Participants in the first and metabolic part of this study were 185 healthy men. A large proportion of them (more than 80 per cent) with waist circumference values greater than 41 inches and with elevated triglyceride levels (over 176 mg/dL) were characterized by the triad of risk factors.
In the second part of the trial, the results for the metabolic phase were validated via an angiographic study on a sample of 287 men with and without coronary artery disease. In this study, only men with both elevated waist and triglyceride levels were at increased risk of coronary artery disease versus men with low waist and triglyceride levels.
Authors conclude that simultaneous measurement and interpretation of waist circumference and fasting plasma triglyceride levels could be used as an inexpensive screening tool to identify men characterized by the trio of elevated insulin and apo B and small, dense LDL and at high coronary artery disease risk.
May Boost Serotonergic Levels
Some people may use alcohol to self-medicate low serotonergic function into the normal range. When they are not drinking, such people crave carbohydrates, which also increase serotonin levels.
North American researchers suggest carbohydrate-craving may even distinguish patients as a distinct subgroup within the alcohol-dependent population.
Three groups of participants were recruited for a study. One group of 10 people was high carbohydrate-craving and dependent on alcohol. A second group of 11 participants was low carbohydrate-craving and dependent on alcohol. A third group of 12 controls was non-addicted.
People in all three groups were put on a high-carbohydrate, low-protein diet for two days. Next, they were given a high-protein, low-carbohydrate diet for two days.
Researchers measured the effects of the two diets on mood, alcohol craving, stress, and serotonin levels.
At baseline, both alcohol-dependent groups had similar alcohol cravings. Those in the high carbohydrate-craving group craved alcohol significantly more under the stress of the research protocol. Researchers found them "uniquely sensitive to the adverse effects of carbohydrates on mood".

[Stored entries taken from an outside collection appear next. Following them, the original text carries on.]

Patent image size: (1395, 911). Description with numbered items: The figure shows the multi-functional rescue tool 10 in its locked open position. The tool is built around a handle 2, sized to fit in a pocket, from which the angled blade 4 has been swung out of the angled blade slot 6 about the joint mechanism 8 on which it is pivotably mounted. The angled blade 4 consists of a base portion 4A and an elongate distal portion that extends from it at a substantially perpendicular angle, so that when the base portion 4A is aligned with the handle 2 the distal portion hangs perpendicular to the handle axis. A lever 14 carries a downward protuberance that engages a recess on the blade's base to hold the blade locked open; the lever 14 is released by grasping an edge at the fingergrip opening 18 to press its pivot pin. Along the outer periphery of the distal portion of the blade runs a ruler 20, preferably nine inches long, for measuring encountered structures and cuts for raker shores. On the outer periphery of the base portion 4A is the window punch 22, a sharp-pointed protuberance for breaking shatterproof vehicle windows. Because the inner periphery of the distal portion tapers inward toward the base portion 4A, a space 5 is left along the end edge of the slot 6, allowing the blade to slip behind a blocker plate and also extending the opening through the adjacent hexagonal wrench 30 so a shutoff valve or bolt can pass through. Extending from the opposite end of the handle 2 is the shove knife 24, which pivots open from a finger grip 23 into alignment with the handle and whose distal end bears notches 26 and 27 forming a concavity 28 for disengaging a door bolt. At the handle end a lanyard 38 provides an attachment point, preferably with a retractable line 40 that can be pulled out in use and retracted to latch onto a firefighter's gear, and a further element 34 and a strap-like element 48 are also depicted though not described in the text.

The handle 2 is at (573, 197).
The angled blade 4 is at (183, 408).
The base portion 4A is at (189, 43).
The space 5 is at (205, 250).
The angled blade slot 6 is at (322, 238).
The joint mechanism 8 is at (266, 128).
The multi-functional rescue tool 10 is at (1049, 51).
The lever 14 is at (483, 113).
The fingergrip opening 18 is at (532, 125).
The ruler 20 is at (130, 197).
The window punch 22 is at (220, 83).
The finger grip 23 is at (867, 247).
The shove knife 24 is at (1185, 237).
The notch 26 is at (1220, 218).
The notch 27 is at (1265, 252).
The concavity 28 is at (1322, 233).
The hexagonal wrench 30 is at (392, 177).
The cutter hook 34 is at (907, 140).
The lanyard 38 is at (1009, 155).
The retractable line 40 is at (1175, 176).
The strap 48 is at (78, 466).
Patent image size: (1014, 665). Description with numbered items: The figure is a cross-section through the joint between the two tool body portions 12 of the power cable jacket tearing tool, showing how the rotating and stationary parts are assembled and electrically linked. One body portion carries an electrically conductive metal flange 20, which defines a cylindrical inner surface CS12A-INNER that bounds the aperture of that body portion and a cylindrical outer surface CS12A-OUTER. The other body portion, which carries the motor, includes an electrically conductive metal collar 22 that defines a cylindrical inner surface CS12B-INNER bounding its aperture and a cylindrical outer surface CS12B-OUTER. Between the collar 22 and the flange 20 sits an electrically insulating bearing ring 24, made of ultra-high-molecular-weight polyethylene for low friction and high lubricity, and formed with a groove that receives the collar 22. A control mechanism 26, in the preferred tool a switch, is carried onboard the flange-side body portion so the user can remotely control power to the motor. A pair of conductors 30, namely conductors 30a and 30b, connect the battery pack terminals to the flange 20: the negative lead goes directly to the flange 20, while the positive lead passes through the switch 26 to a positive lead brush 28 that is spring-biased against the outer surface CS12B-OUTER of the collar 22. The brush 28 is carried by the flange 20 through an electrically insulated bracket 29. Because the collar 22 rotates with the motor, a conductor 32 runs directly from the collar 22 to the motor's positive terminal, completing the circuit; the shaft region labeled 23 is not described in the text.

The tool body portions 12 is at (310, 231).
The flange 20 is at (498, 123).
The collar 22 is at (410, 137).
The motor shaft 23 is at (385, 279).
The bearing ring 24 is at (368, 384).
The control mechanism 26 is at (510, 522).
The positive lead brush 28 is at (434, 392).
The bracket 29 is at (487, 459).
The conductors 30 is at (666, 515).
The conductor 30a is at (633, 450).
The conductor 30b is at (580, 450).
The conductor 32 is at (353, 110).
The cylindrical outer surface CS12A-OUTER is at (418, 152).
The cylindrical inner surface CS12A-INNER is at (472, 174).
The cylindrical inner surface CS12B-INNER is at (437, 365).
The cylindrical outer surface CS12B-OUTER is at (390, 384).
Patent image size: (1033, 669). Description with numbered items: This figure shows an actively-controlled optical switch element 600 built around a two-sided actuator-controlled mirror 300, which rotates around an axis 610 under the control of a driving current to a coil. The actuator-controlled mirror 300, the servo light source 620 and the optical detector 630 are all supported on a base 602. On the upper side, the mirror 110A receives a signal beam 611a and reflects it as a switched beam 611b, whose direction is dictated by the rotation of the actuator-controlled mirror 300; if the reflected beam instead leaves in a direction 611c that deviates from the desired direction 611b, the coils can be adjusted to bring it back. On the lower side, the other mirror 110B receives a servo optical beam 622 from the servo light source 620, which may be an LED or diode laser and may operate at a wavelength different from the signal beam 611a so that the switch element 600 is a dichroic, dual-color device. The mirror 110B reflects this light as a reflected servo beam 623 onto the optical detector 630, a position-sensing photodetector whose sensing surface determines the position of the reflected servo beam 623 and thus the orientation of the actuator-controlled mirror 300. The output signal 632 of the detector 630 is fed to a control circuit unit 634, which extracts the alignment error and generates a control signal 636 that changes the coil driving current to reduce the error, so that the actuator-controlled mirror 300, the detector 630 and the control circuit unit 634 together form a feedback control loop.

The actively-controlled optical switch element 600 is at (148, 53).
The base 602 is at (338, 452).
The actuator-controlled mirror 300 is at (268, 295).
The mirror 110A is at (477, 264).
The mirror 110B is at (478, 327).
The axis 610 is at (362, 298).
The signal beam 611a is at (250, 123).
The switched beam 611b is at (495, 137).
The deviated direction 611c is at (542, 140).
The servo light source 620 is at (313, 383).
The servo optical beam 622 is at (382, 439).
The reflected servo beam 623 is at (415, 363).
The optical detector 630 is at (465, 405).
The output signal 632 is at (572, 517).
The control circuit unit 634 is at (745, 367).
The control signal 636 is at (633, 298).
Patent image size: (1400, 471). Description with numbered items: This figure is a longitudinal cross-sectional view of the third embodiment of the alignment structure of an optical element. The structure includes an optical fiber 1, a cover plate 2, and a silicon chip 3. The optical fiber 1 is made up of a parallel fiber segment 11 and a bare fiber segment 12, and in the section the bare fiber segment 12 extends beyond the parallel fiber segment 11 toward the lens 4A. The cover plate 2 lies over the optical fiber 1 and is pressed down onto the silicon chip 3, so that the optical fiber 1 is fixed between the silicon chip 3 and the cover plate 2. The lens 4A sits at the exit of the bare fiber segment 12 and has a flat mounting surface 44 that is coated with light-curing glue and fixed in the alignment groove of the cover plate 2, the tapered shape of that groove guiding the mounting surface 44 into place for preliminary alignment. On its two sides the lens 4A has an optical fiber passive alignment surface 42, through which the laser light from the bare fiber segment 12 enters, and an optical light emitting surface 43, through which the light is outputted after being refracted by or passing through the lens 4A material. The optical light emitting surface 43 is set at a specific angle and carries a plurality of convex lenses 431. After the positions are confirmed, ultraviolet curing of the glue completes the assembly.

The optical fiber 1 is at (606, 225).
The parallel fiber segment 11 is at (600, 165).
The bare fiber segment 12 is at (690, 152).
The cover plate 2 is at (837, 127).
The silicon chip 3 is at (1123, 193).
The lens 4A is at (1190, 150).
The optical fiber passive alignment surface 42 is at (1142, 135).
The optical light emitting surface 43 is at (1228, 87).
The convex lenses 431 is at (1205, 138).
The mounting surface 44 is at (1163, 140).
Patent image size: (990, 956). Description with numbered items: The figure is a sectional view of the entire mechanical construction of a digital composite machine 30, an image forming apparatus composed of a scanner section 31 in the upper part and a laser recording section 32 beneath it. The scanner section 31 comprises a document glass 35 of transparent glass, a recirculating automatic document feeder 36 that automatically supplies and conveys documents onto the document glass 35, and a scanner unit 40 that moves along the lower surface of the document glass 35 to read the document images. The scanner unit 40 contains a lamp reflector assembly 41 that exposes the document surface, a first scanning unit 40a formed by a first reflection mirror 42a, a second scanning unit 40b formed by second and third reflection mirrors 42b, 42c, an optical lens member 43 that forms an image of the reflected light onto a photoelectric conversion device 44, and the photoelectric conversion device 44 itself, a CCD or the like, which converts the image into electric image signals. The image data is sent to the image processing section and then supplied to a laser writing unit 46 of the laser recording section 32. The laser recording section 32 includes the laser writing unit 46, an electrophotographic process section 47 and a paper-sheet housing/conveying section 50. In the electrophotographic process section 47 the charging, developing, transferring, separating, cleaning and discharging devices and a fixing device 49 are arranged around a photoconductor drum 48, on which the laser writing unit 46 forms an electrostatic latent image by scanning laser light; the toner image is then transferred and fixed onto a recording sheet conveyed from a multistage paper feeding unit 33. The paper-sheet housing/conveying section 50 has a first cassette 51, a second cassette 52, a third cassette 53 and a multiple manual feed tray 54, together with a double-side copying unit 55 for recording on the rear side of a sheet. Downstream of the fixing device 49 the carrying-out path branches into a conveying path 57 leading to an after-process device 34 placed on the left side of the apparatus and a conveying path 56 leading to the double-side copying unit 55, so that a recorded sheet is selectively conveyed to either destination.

The carbohydrate-craving alcohol-dependent subjects also presented with distinct personality disorders. A protein-high diet increased serotonin activity in these subjects, but reduced it in other study participants. A diet high in sugar made these subjects more depressed than the others.
Lead author Mona Moorhouse said the study was prompted by observing patients at a local alcohol treatment center in Ottawa, Ontario. Approximately 50 per cent of those in alcoholism treatment reported extreme cravings for carbohydrates, particularly sweets, when abstaining from alcohol.